Not all of us can be scientists, but we can all appreciate cool science facts when we see them! In these seven science books, you will learn tons of fun facts about everything from making conversation to making love, and from how animals think to how animals slack on the job.
These books prove once and for all that science is not an inaccessible, inscrutable, or irrelevant field of study: it is present in every aspect of our daily lives—and that’s a good thing! Whatever you love best or are simply curious about, there is a science to it, and knowing that science often makes the subject even more intriguing. So prepare to have your mind blown with these informative, hilarious, and surprising books!
by Leigh Cowart
The idea that pain can be pleasurable is not new, but it is often hidden from polite society behind a veil of controversy, disgust, condemnation, and mystery. Author Leigh Cowart flings back that veil to explore why pain and pleasure are so closely linked, the benefits and hazards of masochism, and the different forms masochism has taken across centuries and continents. Hurts So Good is an eye-opening look at how the human mind works and the lengths people will go to in the name of pleasure-seeking.

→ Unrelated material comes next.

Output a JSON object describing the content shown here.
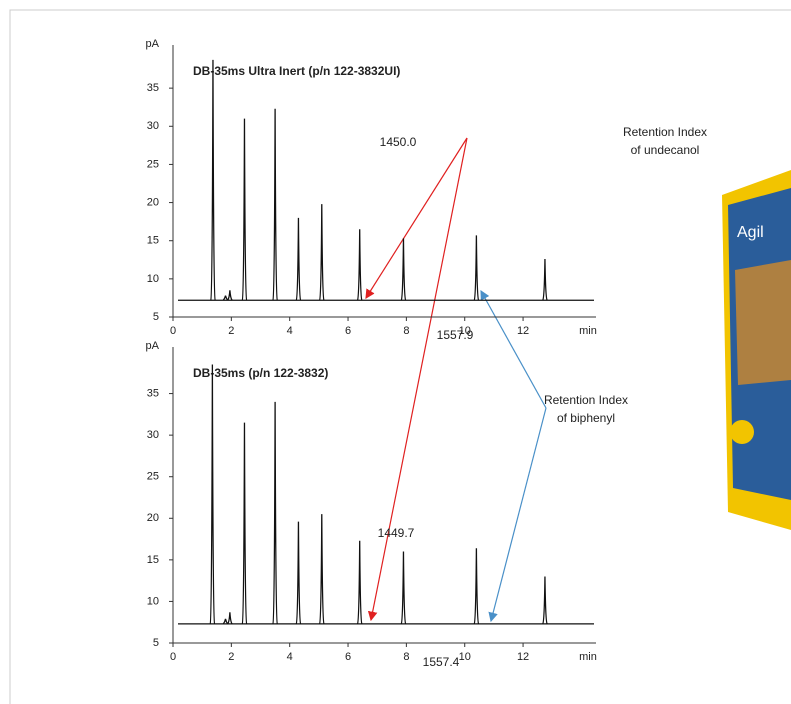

Sports and science are often placed in opposition to each other, as seen in the classic "jocks" versus "nerds" debates. But is it really true that these fields have nothing in common? Jennifer Swanson thinks not. In The Secret Science of Sports, she explains how science makes our favorite sports possible, from the physics of scoring a three-pointer to why the best gymnasts are so tiny. The use of basic concepts and fun illustrations makes this book perfect for science and/or sports lovers of all ages.
How often have we looked at our furry friends and wondered what they were really thinking? Not only can What It's Like to Be a Dog help answer this age-old question, it can also tell you more about the secret lives of dolphins, sea lions, and other favorite animals! Using the latest developments in neuroscience, Gregory Berns delves into the previously inaccessible world of the animal mind. It will certainly make your next trip to the vet more interesting!

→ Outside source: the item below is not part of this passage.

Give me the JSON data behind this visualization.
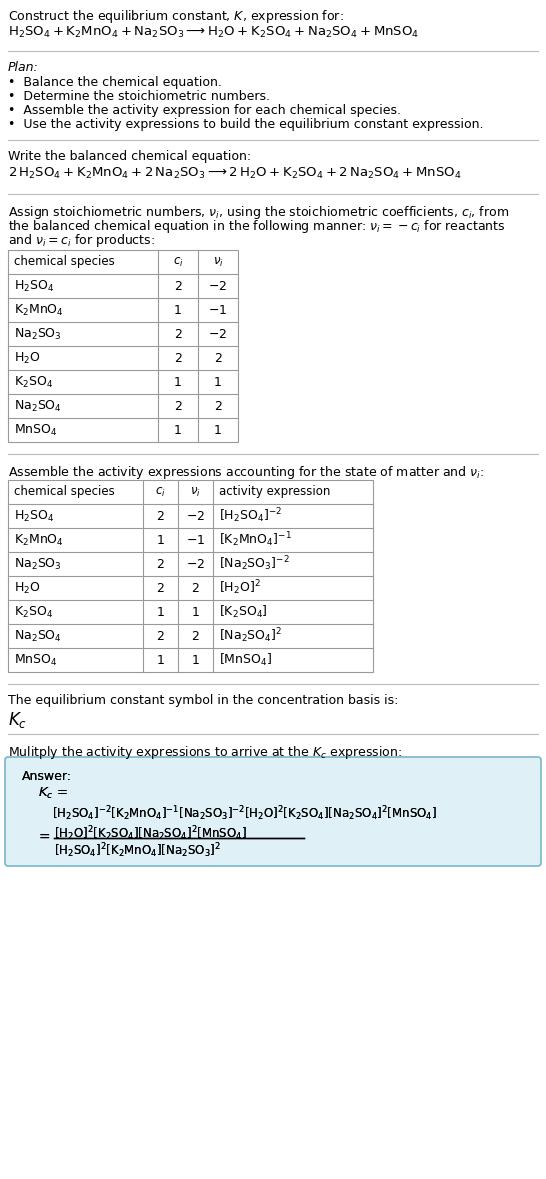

Illustrated by Laetitia Coryn
Translated by Will McMorran
Few activities are so fundamental to human life yet so taboo (in some countries, anyway) as sexual intercourse. Philippe Brenot and Laetitia Coryn disarm this charged topic with The Story of Sex, a cheeky, illustrated guide to the history of sex and relationships. It's a fun way to pick up interesting facts about how human attitudes towards sex have changed based on region and time period, as well as important milestones in the history of sex.
Language is such a basic, essential function that most of us don't even think about how we use it or how it developed—until something, like a language barrier or an unfamiliar slang term, gets in the way of a smooth conversation. How does language grow and evolve, and how has it affected our shared histories? Fortunately, N.J. Enfield has done plenty of thinking on this topic, and his book How We Talk is an intriguing look at the science of human communication. You'll never hear an "um" the same way again!

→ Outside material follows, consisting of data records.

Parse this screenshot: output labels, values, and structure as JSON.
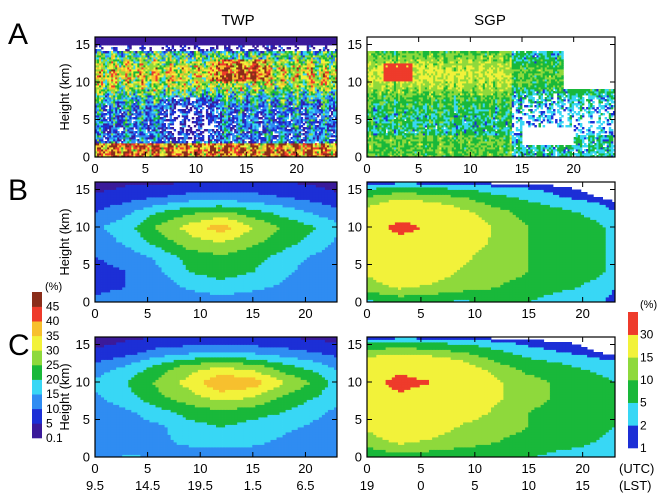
{
  "figure": {
    "column_titles": [
      "TWP",
      "SGP"
    ],
    "panel_labels": [
      "A",
      "B",
      "C"
    ]
  },
  "chart_data": [
    {
      "type": "heatmap",
      "panel": "A",
      "site": "TWP",
      "title": "TWP",
      "ylabel": "Height (km)",
      "xlabel": "",
      "xlim": [
        0,
        24
      ],
      "ylim": [
        0,
        16
      ],
      "x_ticks": [
        "0",
        "5",
        "10",
        "15",
        "20"
      ],
      "y_ticks": [
        "0",
        "5",
        "10",
        "15"
      ],
      "description_values": "high-resolution cloud occurrence; frequent cloud 0-2 km and 8-14 km, local maxima near 11-12 km at 10-16 h"
    },
    {
      "type": "heatmap",
      "panel": "A",
      "site": "SGP",
      "title": "SGP",
      "ylabel": "",
      "xlabel": "",
      "xlim": [
        0,
        24
      ],
      "ylim": [
        0,
        16
      ],
      "x_ticks": [
        "0",
        "5",
        "10",
        "15",
        "20"
      ],
      "y_ticks": [
        "0",
        "5",
        "10",
        "15"
      ],
      "description_values": "high-resolution cloud occurrence; maximum near 11 km at 2-4 h, cloud-free above 14 km"
    },
    {
      "type": "heatmap",
      "panel": "B",
      "site": "TWP",
      "ylabel": "Height (km)",
      "xlim": [
        0,
        23
      ],
      "ylim": [
        0,
        16
      ],
      "x_ticks": [
        "0",
        "5",
        "10",
        "15",
        "20"
      ],
      "y_ticks": [
        "0",
        "5",
        "10",
        "15"
      ],
      "levels": [
        0.1,
        5,
        10,
        15,
        20,
        25,
        30,
        35,
        40,
        45
      ],
      "x": [
        0,
        3,
        6,
        9,
        12,
        15,
        18,
        21,
        23
      ],
      "y": [
        0,
        2,
        4,
        6,
        8,
        10,
        12,
        14,
        16
      ],
      "z": [
        [
          12,
          14,
          12,
          11,
          12,
          12,
          11,
          12,
          12
        ],
        [
          8,
          10,
          12,
          16,
          18,
          16,
          14,
          12,
          10
        ],
        [
          8,
          10,
          14,
          20,
          22,
          20,
          16,
          12,
          10
        ],
        [
          10,
          12,
          16,
          22,
          24,
          22,
          18,
          14,
          12
        ],
        [
          12,
          16,
          22,
          28,
          30,
          26,
          22,
          18,
          14
        ],
        [
          14,
          18,
          26,
          32,
          38,
          30,
          24,
          20,
          16
        ],
        [
          10,
          14,
          20,
          24,
          26,
          22,
          18,
          14,
          12
        ],
        [
          6,
          8,
          10,
          12,
          12,
          12,
          10,
          8,
          6
        ],
        [
          2,
          4,
          4,
          5,
          5,
          5,
          5,
          4,
          3
        ]
      ]
    },
    {
      "type": "heatmap",
      "panel": "B",
      "site": "SGP",
      "ylabel": "",
      "xlim": [
        0,
        23
      ],
      "ylim": [
        0,
        16
      ],
      "x_ticks": [
        "0",
        "5",
        "10",
        "15",
        "20"
      ],
      "y_ticks": [
        "0",
        "5",
        "10",
        "15"
      ],
      "levels": [
        1,
        2,
        5,
        10,
        15,
        30
      ],
      "x": [
        0,
        3,
        6,
        9,
        12,
        15,
        18,
        21,
        23
      ],
      "y": [
        0,
        2,
        4,
        6,
        8,
        10,
        12,
        14,
        16
      ],
      "z": [
        [
          4,
          6,
          5,
          4,
          6,
          5,
          2,
          3,
          1
        ],
        [
          12,
          16,
          14,
          12,
          10,
          8,
          6,
          4,
          2
        ],
        [
          16,
          20,
          18,
          14,
          12,
          10,
          8,
          6,
          4
        ],
        [
          18,
          22,
          20,
          16,
          12,
          10,
          8,
          6,
          4
        ],
        [
          20,
          26,
          24,
          18,
          14,
          10,
          8,
          6,
          4
        ],
        [
          24,
          34,
          28,
          20,
          14,
          10,
          8,
          6,
          4
        ],
        [
          18,
          24,
          22,
          16,
          12,
          8,
          6,
          4,
          2
        ],
        [
          10,
          14,
          12,
          10,
          6,
          4,
          2,
          1,
          0.5
        ],
        [
          0.5,
          1,
          1,
          0.5,
          0.5,
          0.5,
          0.5,
          0.5,
          0.5
        ]
      ]
    },
    {
      "type": "heatmap",
      "panel": "C",
      "site": "TWP",
      "ylabel": "Height (km)",
      "xlabel": "",
      "xlim": [
        0,
        23
      ],
      "ylim": [
        0,
        16
      ],
      "x_ticks": [
        "0",
        "5",
        "10",
        "15",
        "20"
      ],
      "x_ticks_lst": [
        "9.5",
        "14.5",
        "19.5",
        "1.5",
        "6.5"
      ],
      "y_ticks": [
        "0",
        "5",
        "10",
        "15"
      ],
      "levels": [
        0.1,
        5,
        10,
        15,
        20,
        25,
        30,
        35,
        40,
        45
      ],
      "x": [
        0,
        3,
        6,
        9,
        12,
        15,
        18,
        21,
        23
      ],
      "y": [
        0,
        2,
        4,
        6,
        8,
        10,
        12,
        14,
        16
      ],
      "z": [
        [
          12,
          16,
          14,
          12,
          12,
          12,
          12,
          12,
          12
        ],
        [
          10,
          12,
          14,
          16,
          16,
          16,
          14,
          12,
          10
        ],
        [
          10,
          12,
          14,
          18,
          20,
          18,
          16,
          14,
          12
        ],
        [
          12,
          14,
          18,
          22,
          24,
          22,
          20,
          16,
          14
        ],
        [
          14,
          18,
          24,
          28,
          32,
          30,
          24,
          20,
          16
        ],
        [
          16,
          20,
          26,
          32,
          40,
          38,
          30,
          24,
          18
        ],
        [
          12,
          16,
          22,
          28,
          30,
          28,
          22,
          18,
          14
        ],
        [
          6,
          8,
          12,
          14,
          14,
          14,
          12,
          10,
          8
        ],
        [
          2,
          4,
          5,
          5,
          6,
          5,
          5,
          4,
          3
        ]
      ]
    },
    {
      "type": "heatmap",
      "panel": "C",
      "site": "SGP",
      "ylabel": "",
      "xlabel": "(UTC)",
      "xlabel2": "(LST)",
      "xlim": [
        0,
        23
      ],
      "ylim": [
        0,
        16
      ],
      "x_ticks": [
        "0",
        "5",
        "10",
        "15",
        "20"
      ],
      "x_ticks_lst": [
        "19",
        "0",
        "5",
        "10",
        "15"
      ],
      "y_ticks": [
        "0",
        "5",
        "10",
        "15"
      ],
      "levels": [
        1,
        2,
        5,
        10,
        15,
        30
      ],
      "x": [
        0,
        3,
        6,
        9,
        12,
        15,
        18,
        21,
        23
      ],
      "y": [
        0,
        2,
        4,
        6,
        8,
        10,
        12,
        14,
        16
      ],
      "z": [
        [
          6,
          8,
          7,
          6,
          6,
          5,
          4,
          4,
          3
        ],
        [
          12,
          16,
          14,
          12,
          10,
          8,
          6,
          5,
          4
        ],
        [
          16,
          20,
          18,
          14,
          12,
          10,
          8,
          6,
          5
        ],
        [
          18,
          24,
          22,
          18,
          14,
          10,
          8,
          6,
          5
        ],
        [
          22,
          28,
          24,
          20,
          16,
          12,
          9,
          7,
          5
        ],
        [
          26,
          34,
          30,
          24,
          16,
          12,
          9,
          7,
          5
        ],
        [
          20,
          26,
          24,
          18,
          12,
          8,
          6,
          4,
          3
        ],
        [
          12,
          14,
          12,
          10,
          6,
          3,
          2,
          1,
          0.5
        ],
        [
          0.5,
          1,
          1,
          0.5,
          0.5,
          0.5,
          0.5,
          0.5,
          0.5
        ]
      ]
    }
  ],
  "colorbars": [
    {
      "site": "TWP",
      "unit": "(%)",
      "tick_labels": [
        "45",
        "40",
        "35",
        "30",
        "25",
        "20",
        "15",
        "10",
        "5",
        "0.1"
      ],
      "colors": [
        "#3b1a9a",
        "#1c2fd6",
        "#2f8cf2",
        "#38d7f5",
        "#19b83a",
        "#8ed93c",
        "#f2f23a",
        "#f7c02e",
        "#ee3b2b",
        "#8a2d1a"
      ]
    },
    {
      "site": "SGP",
      "unit": "(%)",
      "tick_labels": [
        "30",
        "15",
        "10",
        "5",
        "2",
        "1"
      ],
      "colors": [
        "#1c2fd6",
        "#38d7f5",
        "#19b83a",
        "#8ed93c",
        "#f2f23a",
        "#ee3b2b"
      ]
    }
  ]
}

We've all heard weird weather stories, like tornadoes lifting animals off the ground and setting them down again, perfectly safe, several miles away. Are these stories fun rumors or based on true events? Author Randy Cerveny argues that not only are many of them completely accurate, but there are far stranger weather stories out there besides! Freaks of the Storm is a lighthearted look at the downright bizarre incidents precipitated by Earth's most brutal storms. You will be awed by nature's power and by how much we still don't know about our own planet.
by Lucy Cooke
For millennia, humans have projected particular thoughts and qualities onto the animals we share the Earth with. For example, owls are smart, elephants "never forget," and ants are industrious. But, as The Truth About Animals shows, such assumptions often say a lot more about humans than they do about animals. Lucy Cooke exposes the cold, hard facts about our animal brethren, including their penchant for getting drunk and pawning their work off on someone else. Animals: they really are just like us!